Excessive regulation doesn’t necessarily lead to exceptional results. Johnna Miller reports….
This week members of the House Agriculture and Natural Resources Committee will be asking questions about rules on pesticide use, particularly when they deal with the Endangered Species Act. American Farm Bureau Federation Regulatory Specialist Tyler Wegmeyer says that redundant rules make life hard for farmers, but don’t help preserve those endangered species. “We have three government agencies that are responsible for pesticide registrations to protect the endangered species. This process is broken, it’s dysfunctional, it’s duplicative, it’s going to cost farmers money, and it’s going to cost farmers the ability to put crop protection products on their crop, and it’s going to affect food costs.”

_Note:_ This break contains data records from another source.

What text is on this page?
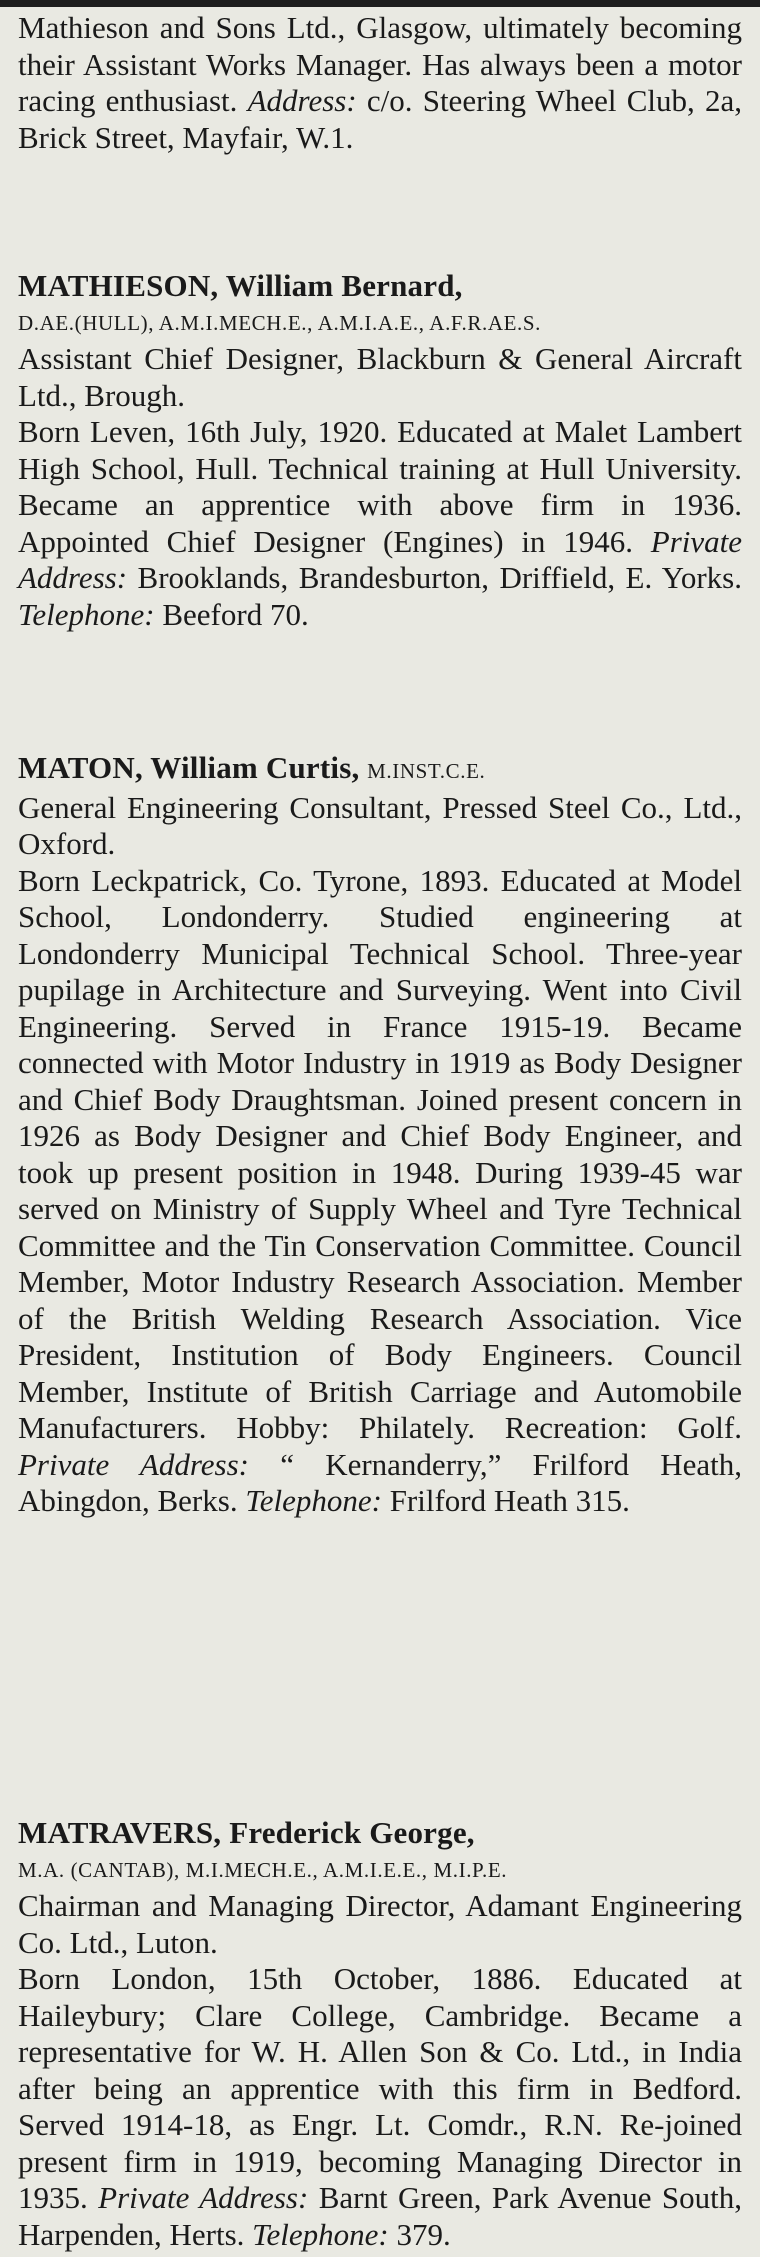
Mathieson and Sons Ltd., Glasgow, ultimately becoming their Assistant Works Manager. Has always been a motor racing enthusiast. Address: c/o. Steering Wheel Club, 2a, Brick Street, Mayfair, W.1.

MATHIESON, William Bernard,
D.AE.(HULL), A.M.I.MECH.E., A.M.I.A.E., A.F.R.AE.S.

Assistant Chief Designer, Blackburn & General Aircraft Ltd., Brough.

Born Leven, 16th July, 1920. Educated at Malet Lambert High School, Hull. Technical training at Hull University. Became an apprentice with above firm in 1936. Appointed Chief Designer (Engines) in 1946. Private Address: Brooklands, Brandesburton, Driffield, E. Yorks. Telephone: Beeford 70.

MATON, William Curtis, M.INST.C.E.

General Engineering Consultant, Pressed Steel Co., Ltd., Oxford.

Born Leckpatrick, Co. Tyrone, 1893. Educated at Model School, Londonderry. Studied engineering at Londonderry Municipal Technical School. Three-year pupilage in Architecture and Surveying. Went into Civil Engineering. Served in France 1915-19. Became connected with Motor Industry in 1919 as Body Designer and Chief Body Draughtsman. Joined present concern in 1926 as Body Designer and Chief Body Engineer, and took up present position in 1948. During 1939-45 war served on Ministry of Supply Wheel and Tyre Technical Committee and the Tin Conservation Committee. Council Member, Motor Industry Research Association. Member of the British Welding Research Association. Vice President, Institution of Body Engineers. Council Member, Institute of British Carriage and Automobile Manufacturers. Hobby: Philately. Recreation: Golf. Private Address: “ Kernanderry,” Frilford Heath, Abingdon, Berks. Telephone: Frilford Heath 315.

MATRAVERS, Frederick George,
M.A. (CANTAB), M.I.MECH.E., A.M.I.E.E., M.I.P.E.

Chairman and Managing Director, Adamant Engineering Co. Ltd., Luton.

Born London, 15th October, 1886. Educated at Haileybury; Clare College, Cambridge. Became a representative for W. H. Allen Son & Co. Ltd., in India after being an apprentice with this firm in Bedford. Served 1914-18, as Engr. Lt. Comdr., R.N. Re-joined present firm in 1919, becoming Managing Director in 1935. Private Address: Barnt Green, Park Avenue South, Harpenden, Herts. Telephone: 379.
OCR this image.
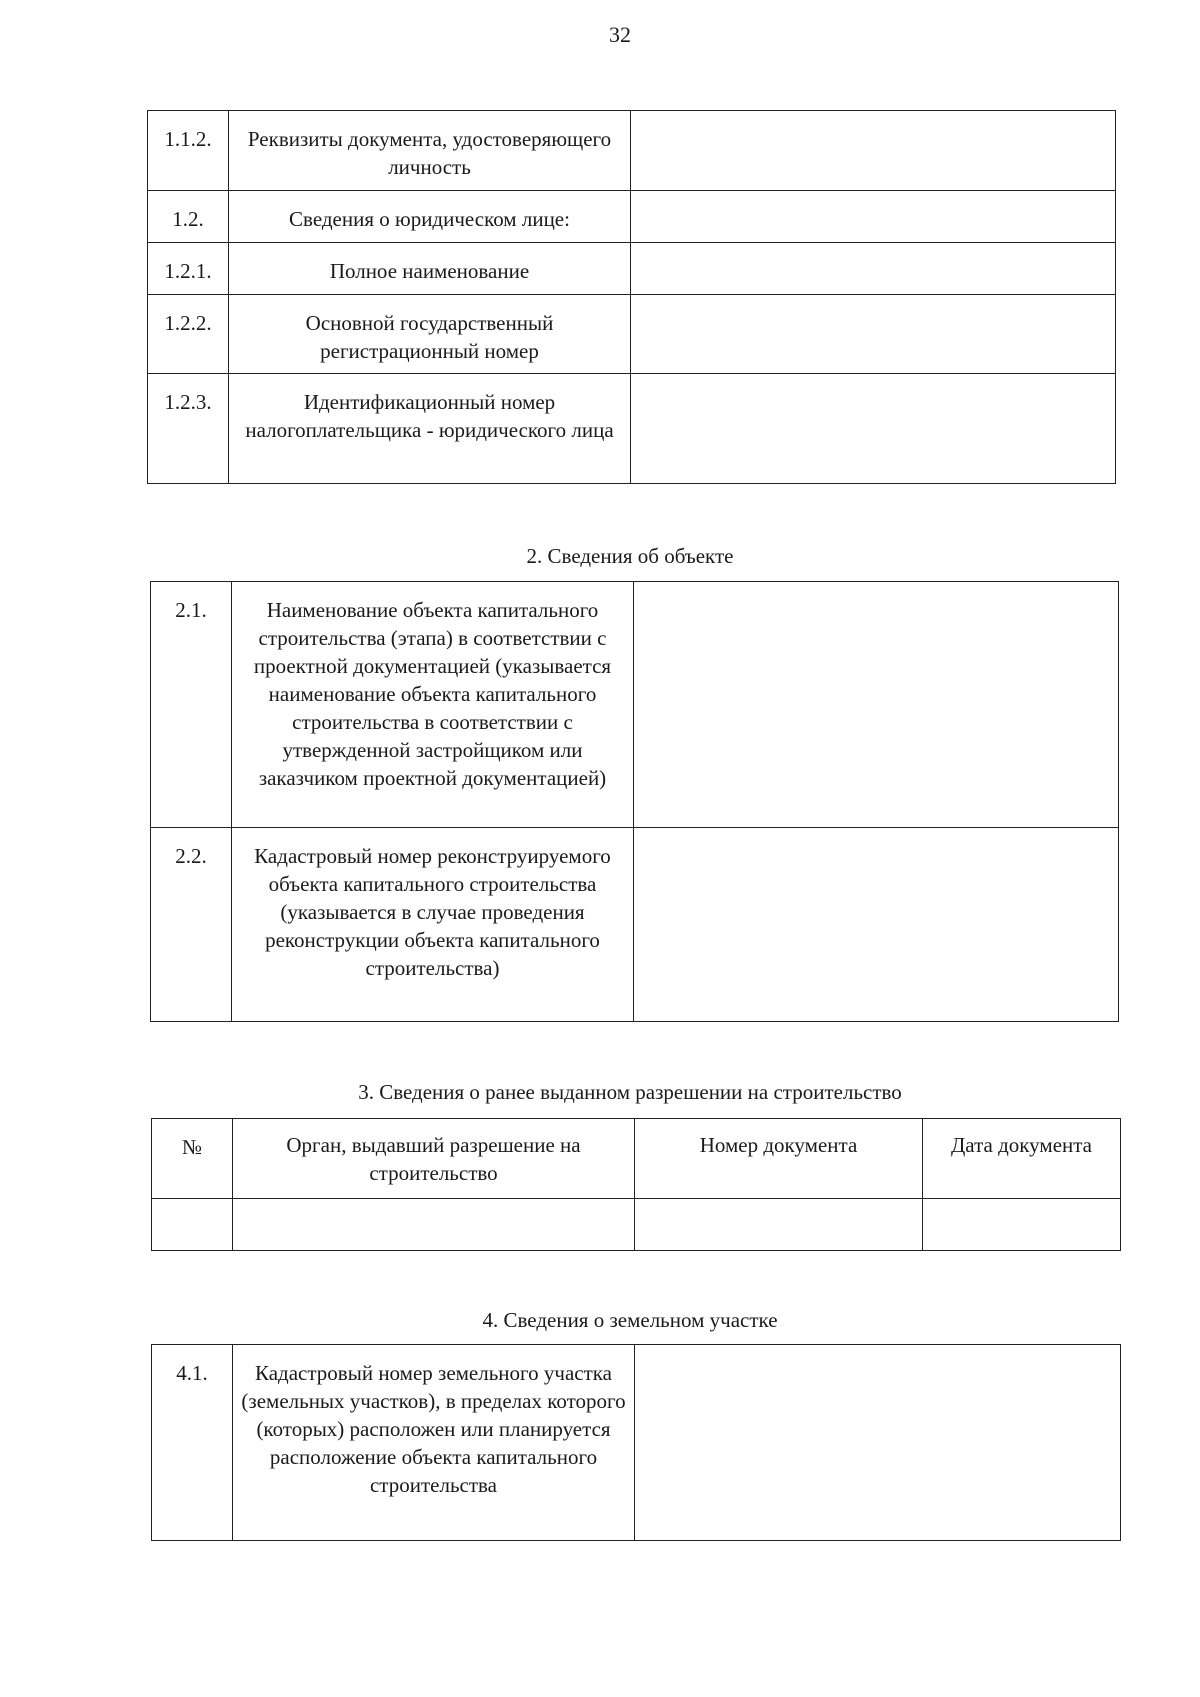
32
1.1.2.	Реквизиты документа, удостоверяющего личность	
1.2.	Сведения о юридическом лице:	
1.2.1.	Полное наименование	
1.2.2.	Основной государственный регистрационный номер	
1.2.3.	Идентификационный номер налогоплательщика - юридического лица	
2. Сведения об объекте
2.1.	Наименование объекта капитального строительства (этапа) в соответствии с проектной документацией (указывается наименование объекта капитального строительства в соответствии с утвержденной застройщиком или заказчиком проектной документацией)	
2.2.	Кадастровый номер реконструируемого объекта капитального строительства (указывается в случае проведения реконструкции объекта капитального строительства)	
3. Сведения о ранее выданном разрешении на строительство
№	Орган, выдавший разрешение на строительство	Номер документа	Дата документа

4. Сведения о земельном участке
4.1.	Кадастровый номер земельного участка (земельных участков), в пределах которого (которых) расположен или планируется расположение объекта капитального строительства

Wegmeyer says the Environmental Protection Agency already does thorough studies about potential impacts on humans and wildlife before registering any pesticide and it’s a waste of taxpayer’s dollars to have the Department of the Interior and the Department of Commerce do the same things. And all the additional red tape causes problems for farmers…”farmers shouldn’t unnecessarily be handicapped in order to use a crop protection product that’s already gone through the proper registration process. They’re directly impacted if they can’t use that product when a weed infestation pops up, or if a disease pops up, they need to be able to use the product however it was registered to be used.”
Wegmeyer says the excessive regulations will eventually hit consumers…”if you don’t have crop protection products to use, you have less food, you have less efficient food production systems, which will lead to less of a supply. Prices of food will increase.”